The top-down raglan-y colorwork baby sweater is done...complete with EZ-style secret message hem. I think it should fit Mr. Colin James when he's about 1.

I never thought I'd say this, but yay for fair isle! I mean, this is no Alice Starmore, but it's my first. The stranding is reasonably even and aside from a few spotty spots on the yoke where I was trying to outthink the chart, I'm pleased with the design.

My photography assistant, whose cute toes poked their way into two of these pics--he actually took the photo with the turned-up hem--even said, "Wow, mom, that's cool."

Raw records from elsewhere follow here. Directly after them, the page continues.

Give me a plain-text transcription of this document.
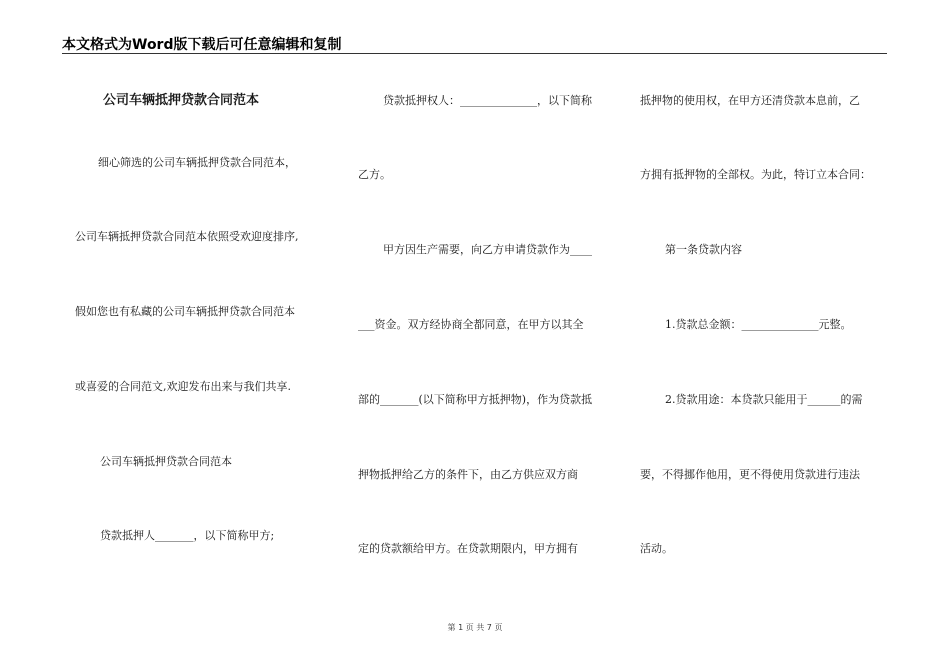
本文格式为Word版下载后可任意编辑和复制
公司车辆抵押贷款合同范本
细心筛选的公司车辆抵押贷款合同范本，
公司车辆抵押贷款合同范本依照受欢迎度排序,
假如您也有私藏的公司车辆抵押贷款合同范本
或喜爱的合同范文,欢迎发布出来与我们共享.
公司车辆抵押贷款合同范本
贷款抵押人_______，以下简称甲方;
贷款抵押权人：______________，以下简称
乙方。
甲方因生产需要，向乙方申请贷款作为____
___资金。双方经协商全都同意，在甲方以其全
部的_______(以下简称甲方抵押物)，作为贷款抵
押物抵押给乙方的条件下，由乙方供应双方商
定的贷款额给甲方。在贷款期限内，甲方拥有
抵押物的使用权，在甲方还清贷款本息前，乙
方拥有抵押物的全部权。为此，特订立本合同：
第一条贷款内容
1.贷款总金额：______________元整。
2.贷款用途：本贷款只能用于______的需
要，不得挪作他用，更不得使用贷款进行违法
活动。
第 1 页 共 7 页
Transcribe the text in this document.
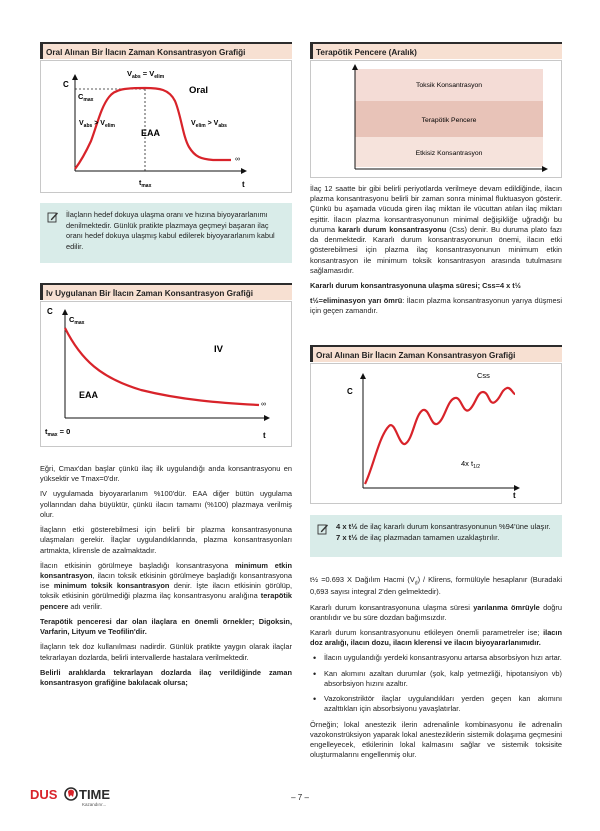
Oral Alınan Bir İlacın Zaman Konsantrasyon Grafiği
C
$C_{max}$
$V_{abs} = V_{elim}$
Oral
$V_{abs} > V_{elim}$	$V_{elim} > V_{abs}$
EAA
∞
t
$t_{max}$
İlaçların hedef dokuya ulaşma oranı ve hızına biyoyararlanımı denilmektedir. Günlük pratikte plazmaya geçmeyi başaran ilaç oranı hedef dokuya ulaşmış kabul edilerek biyoyararlanım kabul edilir.
Iv Uygulanan Bir İlacın Zaman Konsantrasyon Grafiği
C
$C_{max}$
IV
EAA
∞
$t_{max} = 0$	t

Eğri, Cmax'dan başlar çünkü ilaç ilk uygulandığı anda konsantrasyonu en yüksektir ve Tmax=0'dır.

IV uygulamada biyoyararlanım %100'dür. EAA diğer bütün uygulama yollarından daha büyüktür, çünkü ilacın tamamı (%100) plazmaya verilmiş olur.

İlaçların etki gösterebilmesi için belirli bir plazma konsantrasyonuna ulaşmaları gerekir. İlaçlar uygulandıklarında, plazma konsantrasyonları artmakta, klirensle de azalmaktadır.

İlacın etkisinin görülmeye başladığı konsantrasyona minimum etkin konsantrasyon, ilacın toksik etkisinin görülmeye başladığı konsantrasyona ise minimum toksik konsantrasyon denir. İşte ilacın etkisinin görülüp, toksik etkisinin görülmediği plazma ilaç konsantrasyonu aralığına terapötik pencere adı verilir.

Terapötik penceresi dar olan ilaçlara en önemli örnekler; Digoksin, Varfarin, Lityum ve Teofilin'dir.

İlaçların tek doz kullanılması nadirdir. Günlük pratikte yaygın olarak ilaçlar tekrarlayan dozlarda, belirli intervallerde hastalara verilmektedir.

Belirli aralıklarda tekrarlayan dozlarda ilaç verildiğinde zaman konsantrasyon grafiğine bakılacak olursa;

Terapötik Pencere (Aralık)
Toksik Konsantrasyon
Terapötik Pencere
Etkisiz Konsantrasyon

İlaç 12 saatte bir gibi belirli periyotlarda verilmeye devam edildiğinde, ilacın plazma konsantrasyonu belirli bir zaman sonra minimal fluktuasyon gösterir. Çünkü bu aşamada vücuda giren ilaç miktarı ile vücuttan atılan ilaç miktarı eşittir. İlacın plazma konsantrasyonunun minimal değişikliğe uğradığı bu duruma kararlı durum konsantrasyonu (Css) denir. Bu duruma plato fazı da denmektedir. Kararlı durum konsantrasyonunun önemi, ilacın etki gösterebilmesi için plazma ilaç konsantrasyonunun minimum etkin konsantrasyon ile minimum toksik konsantrasyon arasında tutulmasını sağlamasıdır.

Kararlı durum konsantrasyonuna ulaşma süresi; Css=4 x t½

t½=eliminasyon yarı ömrü: İlacın plazma konsantrasyonun yarıya düşmesi için geçen zamandır.

Oral Alınan Bir İlacın Zaman Konsantrasyon Grafiği
C
Css
4x $t_{1/2}$
t
4 x t½ de ilaç kararlı durum konsantrasyonunun %94'üne ulaşır.
7 x t½ de ilaç plazmadan tamamen uzaklaştırılır.

t½ =0.693 X Dağılım Hacmi $(V_d)$ / Klirens, formülüyle hesaplanır (Buradaki 0,693 sayısı integral 2'den gelmektedir).

Kararlı durum konsantrasyonuna ulaşma süresi yarılanma ömrüyle doğru orantılıdır ve bu süre dozdan bağımsızdır.

Kararlı durum konsantrasyonunu etkileyen önemli parametreler ise; ilacın doz aralığı, ilacın dozu, ilacın klerensi ve ilacın biyoyararlanımıdır.

• İlacın uygulandığı yerdeki konsantrasyonu artarsa absorbsiyon hızı artar.
• Kan akımını azaltan durumlar (şok, kalp yetmezliği, hipotansiyon vb) absorbsiyon hızını azaltır.
• Vazokonstriktör ilaçlar uygulandıkları yerden geçen kan akımını azalttıkları için absorbsiyonu yavaşlatırlar.

Örneğin; lokal anestezik ilerin adrenalinle kombinasyonu ile adrenalin vazokonstrüksiyon yaparak lokal anesteziklerin sistemik dolaşıma geçmesini engelleyecek, etkilerinin lokal kalmasını sağlar ve sistemik toksisite oluşturmalarını engellenmiş olur.

DUS TIME
Kazandırır...
– 7 –
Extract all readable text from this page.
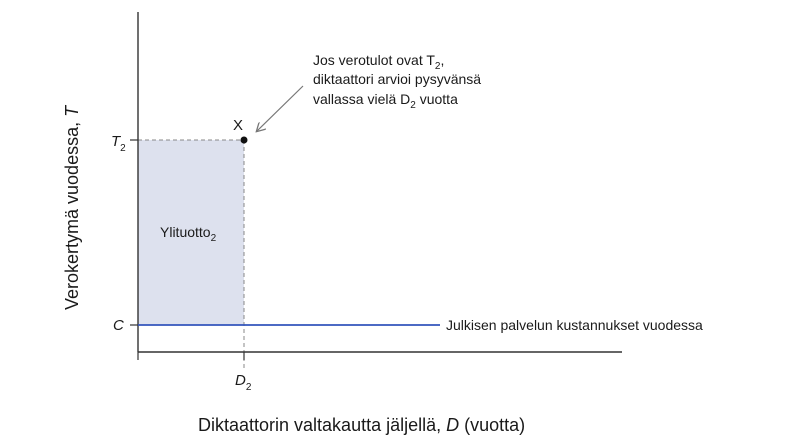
$T_2$
C
$D_2$
X
Ylituotto$_2$
Jos verotulot ovat $T_2$,
diktaattori arvioi pysyvänsä
vallassa vielä $D_2$ vuotta
Julkisen palvelun kustannukset vuodessa
Diktaattorin valtakautta jäljellä, D (vuotta)
Verokertymä vuodessa, T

As for the sweater's construction technique--I will definitely be making more top-down sweaters, but I'm not going to use Mary Rich Goodwin's book for more than inspiration...Her designs use only minimal shaping (there are short rows below the neck ribbing), but don't have some of the other attention to detail I've seen possible in top-down patterns. For instance, what about the underarm bunching? How about a neck that doesn't funnily funnel?

I downloaded Glampyre Knits' "One Skein Wonder" for myself and want to try a sweater pattern from either her online collection, her book Fitted Knits, or one of these designs (maybe Something Red? I'm a sucker for red).

On to other things...

Colorwork looks really cool from the underside.

Maybe that's why the designer of this sweater...Put the sleeves on inside-out.

Oh, yes.

I picked up this little beauty at our local Salvation Army which, aside from being the least-smelly thrift store in town, also carries all of the rejects, samples, and overstocks of a clothing brand called Mac & Jac. This sweater had a tag marked $89; the other sweater I got had a tag--from Nordstrom!--marked $119. I paid, for each...

wait for it...

FIVE DOLLARS.

It had a three-to-four-inch hole along the back bottom border, which I was able to kitchener closed using color-matched DMC embroidery floss, adding a few duplicate stitches so the pattern wasn't too off. It's a bit warbly--see above--but since the repaired area is on the back of a colorful sweater, I don't think anyone will notice but me. I wish I had a more dramatic before/after but I was so excited to fix it that I sort of forgot about the whole "for posterity" thing.

Because this was a sample sweater, it doesn't have the full garment care tag, but the yarn feels like a cotton/acrylic blend. It's soft, slightly fuzzy, and very warm.

The buttons were missing as well, and I replaced them with some quasi-amber brown plastic ones from JoAnn.

So--I don't think I'll be trying inside-out colorwork as a design feature any time soon, but to get a $90 sweater for $5 plus two skeins of embroidery floss and a couple of buttons...? Priceless.

2 comments:

Kim said...

Great deal on the sweater! I've found since I took up knitting I'm much more interested in altering machine-made sweaters now that I sort of know what is going on.

Dipsy said...

Oy - what an awesome deal on the sweater, no one can beat that I guess! And the one that you knitted is so amazingly beautiful - what? This was your first try on Fair Isle? Gosh - I'm impressed, absolutely - you should have seen my first attempts - but you wouldn't have because I refused to show that mess to anyone, and actually I'm still not much better with it! So, as I said, I'm very impressed by your first attempt at it, you did such fantastic work!